The problem is more serious, where you're going along on the first page for months at a time, in various positions, then one day you wake up and you're on page 4.
Agree with this. It would be more prudent on Google's part to sort of gradually drop you down over a period of time so that you could realize that something is up and start to work on fixing it before you go from 60 to 0.
Ruining lives without explanation is unacceptable behaviour on Google's part
Yeah, but we must assume that no corporation is going to act in our best interests.
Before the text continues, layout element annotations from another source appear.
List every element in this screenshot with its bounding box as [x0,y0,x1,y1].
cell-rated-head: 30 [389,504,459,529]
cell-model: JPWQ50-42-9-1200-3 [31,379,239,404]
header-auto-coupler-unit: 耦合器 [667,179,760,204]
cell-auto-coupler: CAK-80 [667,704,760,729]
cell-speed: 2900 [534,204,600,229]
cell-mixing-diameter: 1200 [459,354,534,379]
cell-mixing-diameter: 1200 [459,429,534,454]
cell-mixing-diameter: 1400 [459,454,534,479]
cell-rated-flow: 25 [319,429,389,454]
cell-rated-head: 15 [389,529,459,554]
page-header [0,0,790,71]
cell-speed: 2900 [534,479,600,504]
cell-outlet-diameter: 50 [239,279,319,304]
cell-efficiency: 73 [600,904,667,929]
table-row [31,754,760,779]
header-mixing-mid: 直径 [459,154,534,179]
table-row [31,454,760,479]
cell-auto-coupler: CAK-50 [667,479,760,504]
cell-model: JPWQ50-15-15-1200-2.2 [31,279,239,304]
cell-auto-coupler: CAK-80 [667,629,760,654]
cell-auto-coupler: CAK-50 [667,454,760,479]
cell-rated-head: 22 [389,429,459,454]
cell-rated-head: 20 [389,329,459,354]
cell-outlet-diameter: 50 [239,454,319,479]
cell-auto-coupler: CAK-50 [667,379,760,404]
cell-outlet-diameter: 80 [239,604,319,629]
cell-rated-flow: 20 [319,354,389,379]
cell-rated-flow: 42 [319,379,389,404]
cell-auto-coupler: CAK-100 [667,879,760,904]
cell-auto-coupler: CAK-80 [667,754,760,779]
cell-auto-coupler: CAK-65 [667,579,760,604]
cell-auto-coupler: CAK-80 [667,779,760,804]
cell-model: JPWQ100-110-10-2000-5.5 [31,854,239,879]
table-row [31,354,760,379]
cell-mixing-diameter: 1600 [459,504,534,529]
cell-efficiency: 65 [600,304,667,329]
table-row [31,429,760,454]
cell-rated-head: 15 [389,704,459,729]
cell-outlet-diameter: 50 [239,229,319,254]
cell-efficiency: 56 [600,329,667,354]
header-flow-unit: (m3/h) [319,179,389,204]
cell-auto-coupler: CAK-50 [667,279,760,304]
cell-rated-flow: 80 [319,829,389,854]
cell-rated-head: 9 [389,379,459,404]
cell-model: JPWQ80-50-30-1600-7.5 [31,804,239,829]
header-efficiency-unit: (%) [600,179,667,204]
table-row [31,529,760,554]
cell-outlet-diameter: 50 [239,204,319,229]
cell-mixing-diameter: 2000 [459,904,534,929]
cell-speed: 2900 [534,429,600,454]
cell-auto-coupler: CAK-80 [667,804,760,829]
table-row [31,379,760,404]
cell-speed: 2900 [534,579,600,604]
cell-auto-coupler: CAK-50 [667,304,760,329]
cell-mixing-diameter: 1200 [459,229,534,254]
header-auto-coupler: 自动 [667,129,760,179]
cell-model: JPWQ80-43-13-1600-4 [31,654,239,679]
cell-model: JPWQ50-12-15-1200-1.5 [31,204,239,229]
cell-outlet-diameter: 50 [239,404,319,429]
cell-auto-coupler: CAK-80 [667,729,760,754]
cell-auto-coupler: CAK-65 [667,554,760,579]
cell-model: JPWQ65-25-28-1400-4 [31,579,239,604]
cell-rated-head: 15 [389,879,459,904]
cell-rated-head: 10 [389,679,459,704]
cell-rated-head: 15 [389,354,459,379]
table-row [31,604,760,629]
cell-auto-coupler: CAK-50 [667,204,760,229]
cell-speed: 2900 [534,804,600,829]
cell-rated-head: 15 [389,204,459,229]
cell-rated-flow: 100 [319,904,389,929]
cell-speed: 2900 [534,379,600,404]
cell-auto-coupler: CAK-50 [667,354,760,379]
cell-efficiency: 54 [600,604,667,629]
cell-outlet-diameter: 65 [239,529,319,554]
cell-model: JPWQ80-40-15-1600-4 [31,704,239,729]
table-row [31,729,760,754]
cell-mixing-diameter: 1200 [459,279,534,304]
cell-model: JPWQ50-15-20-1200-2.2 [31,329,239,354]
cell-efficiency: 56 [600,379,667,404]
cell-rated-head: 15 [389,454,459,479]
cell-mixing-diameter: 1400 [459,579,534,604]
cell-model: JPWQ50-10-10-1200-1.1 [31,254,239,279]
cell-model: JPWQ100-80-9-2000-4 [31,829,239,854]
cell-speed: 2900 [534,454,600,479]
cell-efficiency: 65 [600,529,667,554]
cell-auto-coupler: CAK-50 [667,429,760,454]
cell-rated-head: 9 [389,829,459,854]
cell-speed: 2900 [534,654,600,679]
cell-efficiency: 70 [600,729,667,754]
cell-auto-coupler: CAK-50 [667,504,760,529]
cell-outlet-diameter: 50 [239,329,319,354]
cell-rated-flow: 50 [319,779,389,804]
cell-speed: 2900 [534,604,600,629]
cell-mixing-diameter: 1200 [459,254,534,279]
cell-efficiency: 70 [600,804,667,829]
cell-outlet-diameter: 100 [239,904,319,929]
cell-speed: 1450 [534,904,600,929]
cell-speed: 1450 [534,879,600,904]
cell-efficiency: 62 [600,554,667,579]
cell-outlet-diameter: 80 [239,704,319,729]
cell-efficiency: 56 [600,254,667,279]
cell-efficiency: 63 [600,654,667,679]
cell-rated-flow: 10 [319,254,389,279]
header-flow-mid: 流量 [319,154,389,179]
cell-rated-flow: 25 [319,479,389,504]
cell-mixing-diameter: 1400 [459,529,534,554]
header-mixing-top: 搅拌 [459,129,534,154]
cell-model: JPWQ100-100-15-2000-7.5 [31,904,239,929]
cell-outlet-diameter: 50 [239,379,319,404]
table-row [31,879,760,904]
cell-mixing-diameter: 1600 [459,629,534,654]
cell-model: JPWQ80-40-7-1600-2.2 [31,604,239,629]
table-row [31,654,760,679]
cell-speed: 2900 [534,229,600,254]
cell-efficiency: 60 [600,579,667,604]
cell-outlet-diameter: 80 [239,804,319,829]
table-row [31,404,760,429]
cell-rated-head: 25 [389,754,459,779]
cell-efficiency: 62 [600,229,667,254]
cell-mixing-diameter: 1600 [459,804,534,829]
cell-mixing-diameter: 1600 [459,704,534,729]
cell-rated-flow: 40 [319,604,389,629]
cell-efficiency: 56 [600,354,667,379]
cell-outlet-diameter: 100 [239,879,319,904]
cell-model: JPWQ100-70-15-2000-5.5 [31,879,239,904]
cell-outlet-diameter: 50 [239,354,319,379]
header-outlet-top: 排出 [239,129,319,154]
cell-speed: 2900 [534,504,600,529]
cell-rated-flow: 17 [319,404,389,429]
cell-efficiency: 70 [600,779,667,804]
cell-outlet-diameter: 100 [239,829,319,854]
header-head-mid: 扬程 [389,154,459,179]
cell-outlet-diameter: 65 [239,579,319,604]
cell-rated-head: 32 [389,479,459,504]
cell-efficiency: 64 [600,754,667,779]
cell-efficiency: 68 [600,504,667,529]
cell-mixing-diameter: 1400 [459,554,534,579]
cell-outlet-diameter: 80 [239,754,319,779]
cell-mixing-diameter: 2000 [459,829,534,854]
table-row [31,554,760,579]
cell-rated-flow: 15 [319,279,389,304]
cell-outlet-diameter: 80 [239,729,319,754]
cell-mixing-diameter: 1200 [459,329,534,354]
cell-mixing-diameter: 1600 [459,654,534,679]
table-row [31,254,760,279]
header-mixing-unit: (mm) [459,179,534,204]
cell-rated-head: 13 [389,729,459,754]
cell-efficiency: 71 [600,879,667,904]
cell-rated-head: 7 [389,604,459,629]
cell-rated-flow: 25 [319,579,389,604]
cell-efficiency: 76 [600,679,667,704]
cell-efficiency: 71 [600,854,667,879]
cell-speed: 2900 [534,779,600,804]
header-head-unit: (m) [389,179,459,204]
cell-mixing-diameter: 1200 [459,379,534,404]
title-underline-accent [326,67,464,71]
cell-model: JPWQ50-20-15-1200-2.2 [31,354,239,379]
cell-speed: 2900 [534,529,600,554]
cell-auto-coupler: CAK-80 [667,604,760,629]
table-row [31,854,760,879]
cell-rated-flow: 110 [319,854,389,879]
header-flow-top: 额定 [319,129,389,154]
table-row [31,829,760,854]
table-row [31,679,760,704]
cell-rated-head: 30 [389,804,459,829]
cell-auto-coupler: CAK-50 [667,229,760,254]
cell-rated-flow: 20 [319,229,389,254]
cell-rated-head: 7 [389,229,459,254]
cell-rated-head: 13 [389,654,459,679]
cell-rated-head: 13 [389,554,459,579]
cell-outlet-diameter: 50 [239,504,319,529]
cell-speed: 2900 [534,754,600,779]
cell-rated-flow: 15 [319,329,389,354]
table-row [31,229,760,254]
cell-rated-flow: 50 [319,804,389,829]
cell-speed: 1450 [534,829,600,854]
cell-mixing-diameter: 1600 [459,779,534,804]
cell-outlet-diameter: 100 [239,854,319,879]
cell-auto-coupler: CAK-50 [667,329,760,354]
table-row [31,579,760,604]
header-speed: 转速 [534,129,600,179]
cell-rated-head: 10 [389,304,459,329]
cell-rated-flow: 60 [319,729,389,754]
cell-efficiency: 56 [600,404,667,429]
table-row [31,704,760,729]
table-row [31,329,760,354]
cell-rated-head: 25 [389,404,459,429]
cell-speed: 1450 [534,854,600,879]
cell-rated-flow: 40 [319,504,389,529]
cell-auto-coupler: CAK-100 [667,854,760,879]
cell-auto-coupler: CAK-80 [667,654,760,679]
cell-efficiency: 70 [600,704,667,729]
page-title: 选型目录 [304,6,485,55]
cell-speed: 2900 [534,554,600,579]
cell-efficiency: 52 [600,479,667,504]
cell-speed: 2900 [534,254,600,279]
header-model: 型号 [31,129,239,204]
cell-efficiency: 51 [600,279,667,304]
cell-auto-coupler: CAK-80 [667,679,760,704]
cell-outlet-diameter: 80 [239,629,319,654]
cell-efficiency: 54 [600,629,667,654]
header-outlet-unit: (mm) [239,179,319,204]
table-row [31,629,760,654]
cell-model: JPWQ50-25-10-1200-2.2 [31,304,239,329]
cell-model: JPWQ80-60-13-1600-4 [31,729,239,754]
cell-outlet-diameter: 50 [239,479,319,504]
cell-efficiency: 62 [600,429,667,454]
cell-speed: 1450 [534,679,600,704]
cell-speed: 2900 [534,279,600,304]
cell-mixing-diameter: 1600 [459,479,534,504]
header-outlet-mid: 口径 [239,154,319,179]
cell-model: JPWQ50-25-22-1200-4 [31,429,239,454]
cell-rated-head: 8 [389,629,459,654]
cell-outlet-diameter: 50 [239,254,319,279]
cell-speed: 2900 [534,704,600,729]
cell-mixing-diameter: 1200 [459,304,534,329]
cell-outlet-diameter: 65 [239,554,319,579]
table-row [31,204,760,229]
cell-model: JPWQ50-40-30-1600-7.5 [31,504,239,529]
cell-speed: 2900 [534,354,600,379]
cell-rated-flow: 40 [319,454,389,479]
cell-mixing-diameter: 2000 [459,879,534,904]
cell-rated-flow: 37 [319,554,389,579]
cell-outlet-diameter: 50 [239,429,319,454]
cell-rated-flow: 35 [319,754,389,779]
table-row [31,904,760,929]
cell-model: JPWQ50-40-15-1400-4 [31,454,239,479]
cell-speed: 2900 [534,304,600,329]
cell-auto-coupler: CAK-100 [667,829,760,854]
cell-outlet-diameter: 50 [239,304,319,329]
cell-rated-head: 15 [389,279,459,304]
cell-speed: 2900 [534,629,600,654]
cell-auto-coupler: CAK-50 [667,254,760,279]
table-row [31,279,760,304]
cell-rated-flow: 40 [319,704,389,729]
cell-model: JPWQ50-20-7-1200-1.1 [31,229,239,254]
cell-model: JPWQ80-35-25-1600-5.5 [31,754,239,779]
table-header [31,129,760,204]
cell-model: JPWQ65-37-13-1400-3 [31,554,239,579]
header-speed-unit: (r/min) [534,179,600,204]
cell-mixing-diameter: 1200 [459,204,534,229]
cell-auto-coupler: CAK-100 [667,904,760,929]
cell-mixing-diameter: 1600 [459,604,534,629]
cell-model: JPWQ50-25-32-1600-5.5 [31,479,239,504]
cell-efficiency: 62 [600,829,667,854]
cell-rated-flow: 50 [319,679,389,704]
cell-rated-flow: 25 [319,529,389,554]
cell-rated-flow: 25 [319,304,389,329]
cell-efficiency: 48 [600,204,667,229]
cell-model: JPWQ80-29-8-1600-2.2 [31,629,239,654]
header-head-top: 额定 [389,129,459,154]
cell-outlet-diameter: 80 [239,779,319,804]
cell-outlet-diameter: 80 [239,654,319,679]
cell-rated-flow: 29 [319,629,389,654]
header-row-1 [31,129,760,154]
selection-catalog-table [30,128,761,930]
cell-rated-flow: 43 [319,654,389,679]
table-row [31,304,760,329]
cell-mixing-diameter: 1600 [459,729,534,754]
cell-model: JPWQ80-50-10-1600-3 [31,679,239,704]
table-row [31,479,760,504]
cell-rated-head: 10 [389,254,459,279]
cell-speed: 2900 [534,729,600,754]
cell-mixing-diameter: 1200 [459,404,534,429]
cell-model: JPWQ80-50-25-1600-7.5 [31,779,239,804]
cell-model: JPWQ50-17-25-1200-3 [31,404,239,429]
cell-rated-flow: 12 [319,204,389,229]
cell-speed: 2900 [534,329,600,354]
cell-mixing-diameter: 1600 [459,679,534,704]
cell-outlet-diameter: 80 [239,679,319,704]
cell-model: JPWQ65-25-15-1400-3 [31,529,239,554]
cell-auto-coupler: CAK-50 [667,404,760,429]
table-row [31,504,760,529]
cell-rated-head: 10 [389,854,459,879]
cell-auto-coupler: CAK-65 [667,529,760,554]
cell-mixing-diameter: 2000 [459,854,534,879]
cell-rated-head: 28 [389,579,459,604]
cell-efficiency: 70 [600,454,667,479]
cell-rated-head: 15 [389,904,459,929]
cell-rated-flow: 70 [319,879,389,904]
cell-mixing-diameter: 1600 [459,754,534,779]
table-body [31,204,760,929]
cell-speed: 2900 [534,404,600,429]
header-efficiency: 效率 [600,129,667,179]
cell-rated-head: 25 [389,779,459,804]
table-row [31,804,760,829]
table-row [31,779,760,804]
About 10 years ago i was emailing back and forth with a former colleague who was bragging about how her online marketing for a software company was working so well ... and all their sales came from AdWords PPC. My reply was, if 100% of my revenue came from google i would be terrified (adwords, organic, whatever). I already get 60% of my traffic from them and it scares me to death. What if they just turn me off one day. She didn't reply at all to that.
I constantly try to diversify my traffic sources. Maybe it helps in that when Panda hit my sites I only lost 25% of traffic rather than 80% like some people describe. But it's always your job to plan for a rainy day ... or an unreliable partner...Sure online as far as search goes, it's not easy to rid yourself of google, but it still is a viable objective. I think the end result is that web developers are going to learn they can't create a world that is spelled google, google, google and expect to comfortably thrive in it. In the end google is forcing us to give Bing, Facebook and whatever else we can find, a much greater chunk of our time and effort.
Back on the topic. I posted in another thread
here [webmasterworld.com] that one of my sites lost a lot of traffic over the last two weeks and it seems that a big drop came on Oct 13-14. So I assume it's Panda 2.5. Since I have 4 other sites that have many SEO things done in the same way, and only one got hit, I have a pretty good test bed to see what's really going on.
The research I've done indicates, as before, that Panda is all about onsite factors. It's been written on some other SEO sites that Panda 2.5 is about meta tags. Specifically, if what is in the meta is not on the page, you will have problems. So that may explain the losing or finding of long-tail keywords.
The only other factor that applies to my Panda 2.5 affected site that is not present on my other unaffected sites, is about 10 times more article marketing back links. Specifically, all of the affected keywords are used in article marketing "all in link text". So in this case for my 2 pages that took a -50 hit, we're talking about maybe 200 back links that all use 3-4 word combinations of the same 4 keywords. But those same pages are also in the most competitive niche. I'm really sceptical about whether this alone could cause a penalty, because if that were the case, I could downgrade anybody's site by writing 5-10 articles that all use the same link text, get them syndicated across 10-20 sites each, then watch the guy fall.
Does anybody else have similar experiences or thoughts on what onsite factors are targeted in this update?